Dari sisi kultural, pengembangan social-capital merupakan salah satu prasyarat bagi eksistensi demokrasi. Pengembangan social-capital ini, misalnya, dengan merangsang tumbuhnya asosiasi-asosiasi lokal. Asosiasi lokal ini akan (1) memfasilitasi pembentukan dan penyaluran aspirasi lokal dan (2) menstrukturkan partisipasi politik dalam kerangka politik lokal.
Dengan adanya asosiasi lokal ini maka partisipasi politik rakyat bisa terarahkan pada isu-isu yang relevan dengan hajat hidup kesehariannya.

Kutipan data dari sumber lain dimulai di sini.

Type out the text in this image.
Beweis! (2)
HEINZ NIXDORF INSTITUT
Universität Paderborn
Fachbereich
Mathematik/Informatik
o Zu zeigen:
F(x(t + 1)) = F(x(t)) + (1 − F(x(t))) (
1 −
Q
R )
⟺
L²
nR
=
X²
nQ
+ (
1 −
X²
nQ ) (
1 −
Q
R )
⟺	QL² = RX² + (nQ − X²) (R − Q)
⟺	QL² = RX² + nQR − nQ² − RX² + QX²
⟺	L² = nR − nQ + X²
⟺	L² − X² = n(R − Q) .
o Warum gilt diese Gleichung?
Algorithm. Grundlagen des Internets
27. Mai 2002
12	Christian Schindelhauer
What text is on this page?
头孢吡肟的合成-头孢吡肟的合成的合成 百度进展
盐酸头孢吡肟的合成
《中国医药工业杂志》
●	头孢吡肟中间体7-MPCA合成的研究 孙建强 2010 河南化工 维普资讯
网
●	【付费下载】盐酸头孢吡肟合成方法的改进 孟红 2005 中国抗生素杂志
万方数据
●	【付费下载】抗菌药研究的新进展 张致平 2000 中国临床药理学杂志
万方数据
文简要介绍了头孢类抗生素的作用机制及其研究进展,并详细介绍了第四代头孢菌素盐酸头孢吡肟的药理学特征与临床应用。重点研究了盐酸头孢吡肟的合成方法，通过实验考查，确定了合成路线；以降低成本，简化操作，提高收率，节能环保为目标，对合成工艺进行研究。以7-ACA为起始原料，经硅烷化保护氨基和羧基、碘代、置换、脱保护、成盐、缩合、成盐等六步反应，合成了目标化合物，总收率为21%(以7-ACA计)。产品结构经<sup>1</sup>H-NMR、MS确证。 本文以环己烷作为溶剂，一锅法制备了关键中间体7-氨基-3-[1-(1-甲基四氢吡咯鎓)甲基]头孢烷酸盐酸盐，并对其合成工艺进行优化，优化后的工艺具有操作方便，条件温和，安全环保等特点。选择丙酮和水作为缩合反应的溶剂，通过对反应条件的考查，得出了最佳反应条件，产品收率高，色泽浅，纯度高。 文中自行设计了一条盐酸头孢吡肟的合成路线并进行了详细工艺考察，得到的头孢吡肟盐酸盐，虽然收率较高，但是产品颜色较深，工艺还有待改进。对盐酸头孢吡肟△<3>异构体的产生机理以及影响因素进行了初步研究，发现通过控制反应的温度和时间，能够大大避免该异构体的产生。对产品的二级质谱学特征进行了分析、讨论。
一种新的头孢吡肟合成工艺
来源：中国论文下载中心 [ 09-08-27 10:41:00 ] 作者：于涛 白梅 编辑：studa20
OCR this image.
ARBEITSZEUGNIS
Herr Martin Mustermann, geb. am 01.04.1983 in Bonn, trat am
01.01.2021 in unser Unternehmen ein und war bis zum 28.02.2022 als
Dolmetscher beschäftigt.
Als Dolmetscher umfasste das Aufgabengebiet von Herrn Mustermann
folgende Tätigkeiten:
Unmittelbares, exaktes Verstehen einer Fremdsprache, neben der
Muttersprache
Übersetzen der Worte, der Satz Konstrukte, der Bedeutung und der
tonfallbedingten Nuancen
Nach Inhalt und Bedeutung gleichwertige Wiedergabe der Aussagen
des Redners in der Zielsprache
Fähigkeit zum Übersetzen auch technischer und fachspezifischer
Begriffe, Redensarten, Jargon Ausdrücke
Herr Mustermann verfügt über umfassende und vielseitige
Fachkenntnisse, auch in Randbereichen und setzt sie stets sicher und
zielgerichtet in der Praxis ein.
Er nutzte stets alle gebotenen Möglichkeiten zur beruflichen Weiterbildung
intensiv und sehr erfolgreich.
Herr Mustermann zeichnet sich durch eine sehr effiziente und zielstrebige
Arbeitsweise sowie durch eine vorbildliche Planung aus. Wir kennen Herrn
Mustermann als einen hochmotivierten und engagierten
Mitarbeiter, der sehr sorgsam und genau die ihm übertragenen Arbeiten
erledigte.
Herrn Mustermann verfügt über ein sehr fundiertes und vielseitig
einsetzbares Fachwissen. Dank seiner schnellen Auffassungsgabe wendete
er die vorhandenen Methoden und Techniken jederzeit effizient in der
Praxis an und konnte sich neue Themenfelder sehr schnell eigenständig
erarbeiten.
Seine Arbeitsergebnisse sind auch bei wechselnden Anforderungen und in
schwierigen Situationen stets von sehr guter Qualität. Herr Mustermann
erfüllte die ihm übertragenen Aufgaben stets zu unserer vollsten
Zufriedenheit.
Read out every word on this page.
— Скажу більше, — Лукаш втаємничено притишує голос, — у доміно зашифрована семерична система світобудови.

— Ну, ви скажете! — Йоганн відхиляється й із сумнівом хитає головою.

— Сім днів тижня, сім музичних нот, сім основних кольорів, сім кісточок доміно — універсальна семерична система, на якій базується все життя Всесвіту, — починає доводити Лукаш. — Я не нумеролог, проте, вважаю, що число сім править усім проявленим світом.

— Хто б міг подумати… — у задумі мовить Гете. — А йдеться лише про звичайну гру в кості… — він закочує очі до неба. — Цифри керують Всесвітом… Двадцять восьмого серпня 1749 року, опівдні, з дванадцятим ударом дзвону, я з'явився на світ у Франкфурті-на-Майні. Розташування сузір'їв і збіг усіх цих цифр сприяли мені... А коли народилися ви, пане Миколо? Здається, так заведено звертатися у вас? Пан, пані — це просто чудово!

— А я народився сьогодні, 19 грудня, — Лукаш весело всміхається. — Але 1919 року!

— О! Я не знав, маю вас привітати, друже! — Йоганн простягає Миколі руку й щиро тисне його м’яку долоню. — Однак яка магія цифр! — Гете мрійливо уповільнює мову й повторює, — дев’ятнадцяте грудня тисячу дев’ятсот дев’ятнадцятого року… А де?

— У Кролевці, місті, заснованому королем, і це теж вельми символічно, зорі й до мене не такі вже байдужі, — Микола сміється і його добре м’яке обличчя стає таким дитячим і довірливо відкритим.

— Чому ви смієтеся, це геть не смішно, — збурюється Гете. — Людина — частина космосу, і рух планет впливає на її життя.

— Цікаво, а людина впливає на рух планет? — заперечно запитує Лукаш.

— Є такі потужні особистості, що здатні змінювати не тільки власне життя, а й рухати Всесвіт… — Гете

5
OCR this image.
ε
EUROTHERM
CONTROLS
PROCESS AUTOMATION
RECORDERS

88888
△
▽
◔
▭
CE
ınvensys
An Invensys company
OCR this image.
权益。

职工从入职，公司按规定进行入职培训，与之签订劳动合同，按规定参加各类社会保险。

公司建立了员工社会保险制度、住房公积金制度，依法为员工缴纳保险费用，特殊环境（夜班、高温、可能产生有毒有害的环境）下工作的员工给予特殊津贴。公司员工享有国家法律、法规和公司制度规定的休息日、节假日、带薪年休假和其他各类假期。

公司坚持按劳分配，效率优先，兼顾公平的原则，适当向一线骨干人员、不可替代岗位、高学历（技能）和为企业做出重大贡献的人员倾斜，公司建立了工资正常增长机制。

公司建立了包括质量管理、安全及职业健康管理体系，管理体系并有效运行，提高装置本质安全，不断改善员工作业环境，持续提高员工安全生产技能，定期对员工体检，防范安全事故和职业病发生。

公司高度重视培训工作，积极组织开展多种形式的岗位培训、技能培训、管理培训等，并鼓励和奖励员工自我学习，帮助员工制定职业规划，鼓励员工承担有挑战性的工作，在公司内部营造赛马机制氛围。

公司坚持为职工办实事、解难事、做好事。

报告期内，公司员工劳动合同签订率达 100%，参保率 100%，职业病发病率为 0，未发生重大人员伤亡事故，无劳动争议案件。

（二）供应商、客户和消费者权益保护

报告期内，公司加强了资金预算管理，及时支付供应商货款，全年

Misalnya asosiasi pedagang pasar tentu lebih tertarik pada masalah peraturan daerah yang menyangkut soal pungutan pajak, soal renovasi atau relokasi pasar daripada masalah pertarungan elite politik di Jakarta.
Dengan mengembangkan tiga strategi di atas: (1) desentralisasi yang komprehensif, (2) pemisahan pemilu lokal dari nasional, dan (3) penumbuhan asosiasi-asosiasi di tingkat lokal, maka lonjakan partisipasi politik ini bisa dioptimalkan faedahnya. Dan, liberalisasi politik yang terjadi pascaruntuhnya Orde Baru tidak menjadi bumerang bagi demokrasi karena lonjakan partisipasi politik bukan cuma terfokus pada masalah elite politik di Jakarta, tetapi lonjakan ini justru menjadi sarana artikulasi untuk agenda-agenda yang senyatanya dibutuhkan oleh rakyat kebanyakan.
—
Tulisan ini telah diterbitkan pada KOMPAS SELASA, 12-06-2001. Halaman: 4.